Professional cooking is physical work. If you’re in it, you know full well what this means. If you are thinking about getting in to it, you have to understand this so you know what’s coming. Especially if you own your own place, you will be called on to perform duties that seem above and beyond your capabilities at the moment. I refer to times like these as The Push.
The push is that moment you realize you have a choice to either put your head down, plow forward and get it done, or just look for a way of escape and whine to anyone nearby who will hear you. Last week was a week full of push, starting Monday, when my baker called my cell phone at 5am saying he was violently ill and could not safely make it through his shift. Disruptions like this are not uncommon as a small business owner. I had two jobs to do that day; mine and his. But just as there is no crying in baseball, there is no crying in the kitchen. The only option is get up, get going, and get it figured out.

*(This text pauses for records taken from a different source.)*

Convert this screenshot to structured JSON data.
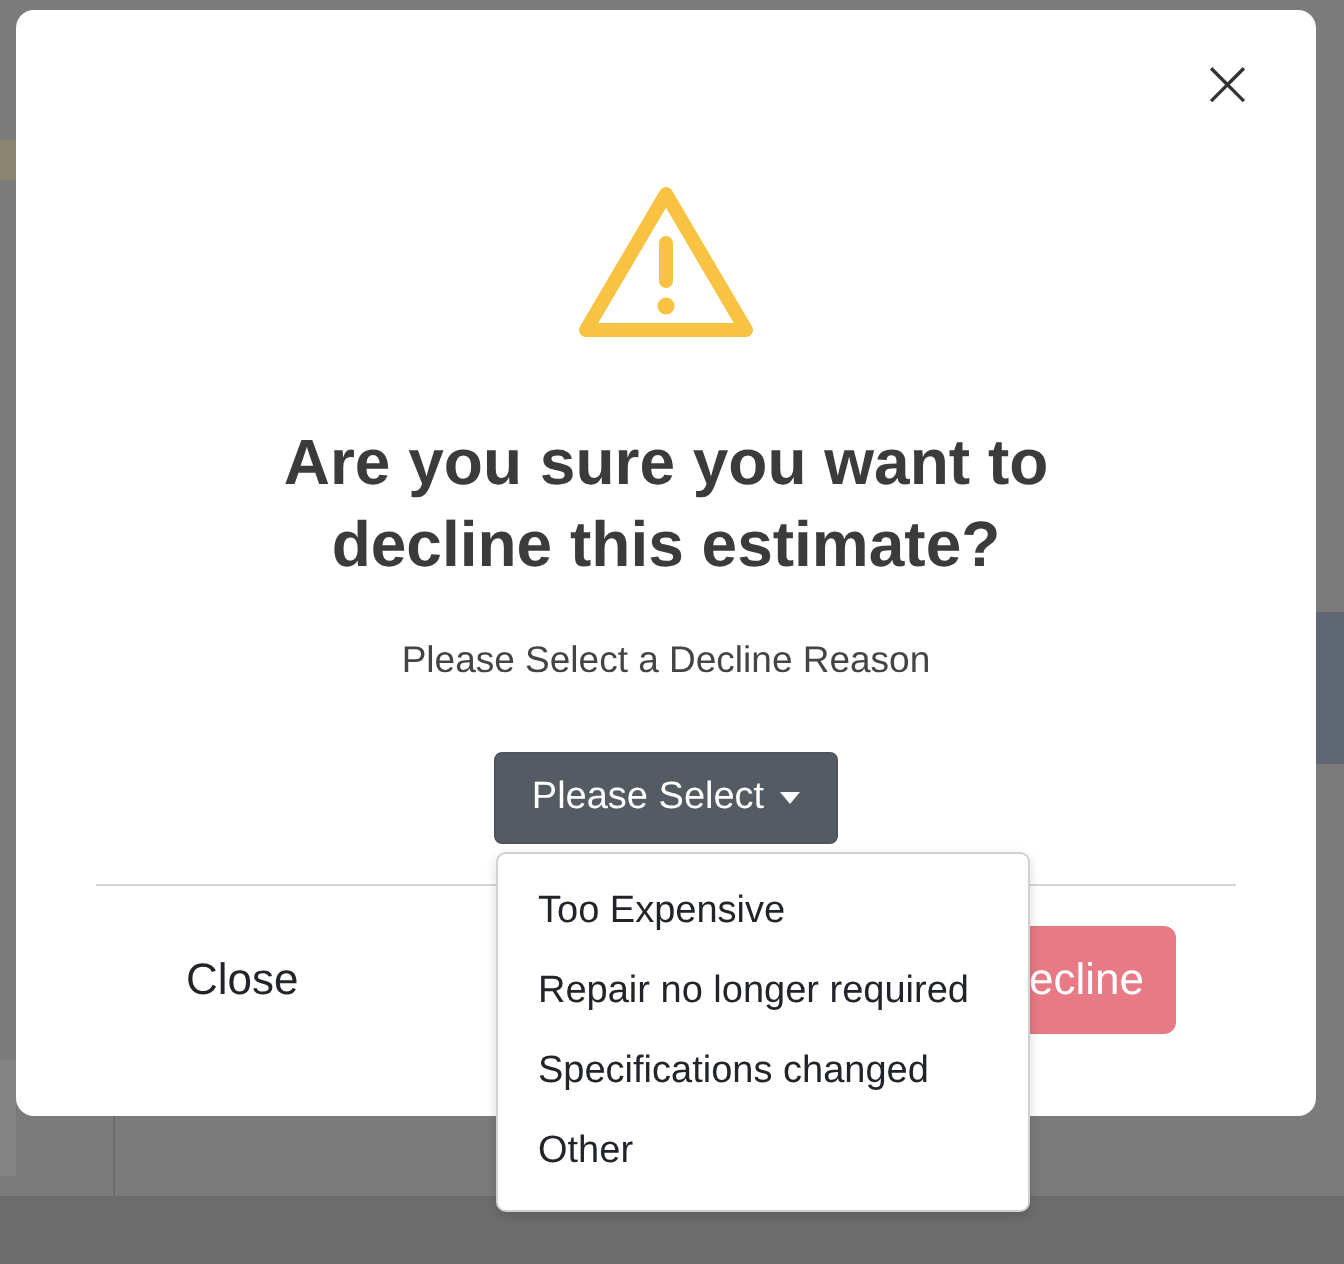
{
  "dialog": {
    "close_icon": "×",
    "title": "Are you sure you want to decline this estimate?",
    "prompt": "Please Select a Decline Reason"
  },
  "reason_dropdown": {
    "label": "Please Select",
    "expanded": true,
    "options": [
      {
        "label": "Too Expensive"
      },
      {
        "label": "Repair no longer required"
      },
      {
        "label": "Specifications changed"
      },
      {
        "label": "Other"
      }
    ]
  },
  "footer": {
    "close_button": "Close",
    "decline_button": "ecline"
  }
}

I prefer to create. I don’t like to repair. This is probably my biggest frustration as an entrepreneur. The two worst things you can say to me is, “We’re out of___” and “The ___ is broken.” Just fill in the blanks with any food item or piece of equipment, respectively, and you get the idea. It wears me out to constantly worry about the maintenance of the ship instead of being concerned with where the ship is headed. But I don’t get that luxury on my small dinghy. I plan for it to change and believe in time it will, but until then, it’s up to me to ensure I’ve done everything possible to keep the boat afloat. I’ve had to learn to push.
As an undergraduate major in Exercise Science, I studied the basic Principle of Overload, which states that if an athlete is ever going to improve in speed, strength or endurance, that athlete’s mind and body must be periodically subjected to bouts of exertion that exceeds what it perceives as normal. To put it simply, you will never run a marathon without conditioning yourself with hundreds of miles in trainings. You will never get faster without more sprint work. You will never increase your bench press without pumping more weight.
But it also applies outside of athletics, because the principle is transferable across the lines of discipline. You want to be smarter? Read more? You want to play guitar better? Do daily finger exercises and scales. You want to be a better cook? Cook more. End of story.
But during those times of overexertion, there will come a point you are not sure you can get it done, not going to make it, not going to cross the finish line. This is the moment you’ve got to push, take a deep breath, and push some more. Here’s what I tell myself during these challenges:
- I’ve done it before. I’ve run three marathons in my lifetime, none of which I would call easy. During two of them I developed a severe pain early in the race, one in my foot and the other in my gut. The common denominator was not my finishing time, but that I finished them all. It wasn’t pretty, but I did it and you can’t take that away from me. When I need a push, I mentally re-run one of those marathons.
- Others have it harder than me. When I burn myself on the stove or my feet are killing me from standing on them all day, I think of others who would wish for the ability to stand and walk. I think of our young soldiers at war, doing a job that risks their lives. It is then I am reminded that I don’t have it so bad.
- This, too, will pass. Every race has a finish line. Every day has a sunset. Every season has a turning. Do the hard work now. Reap the reward afterward.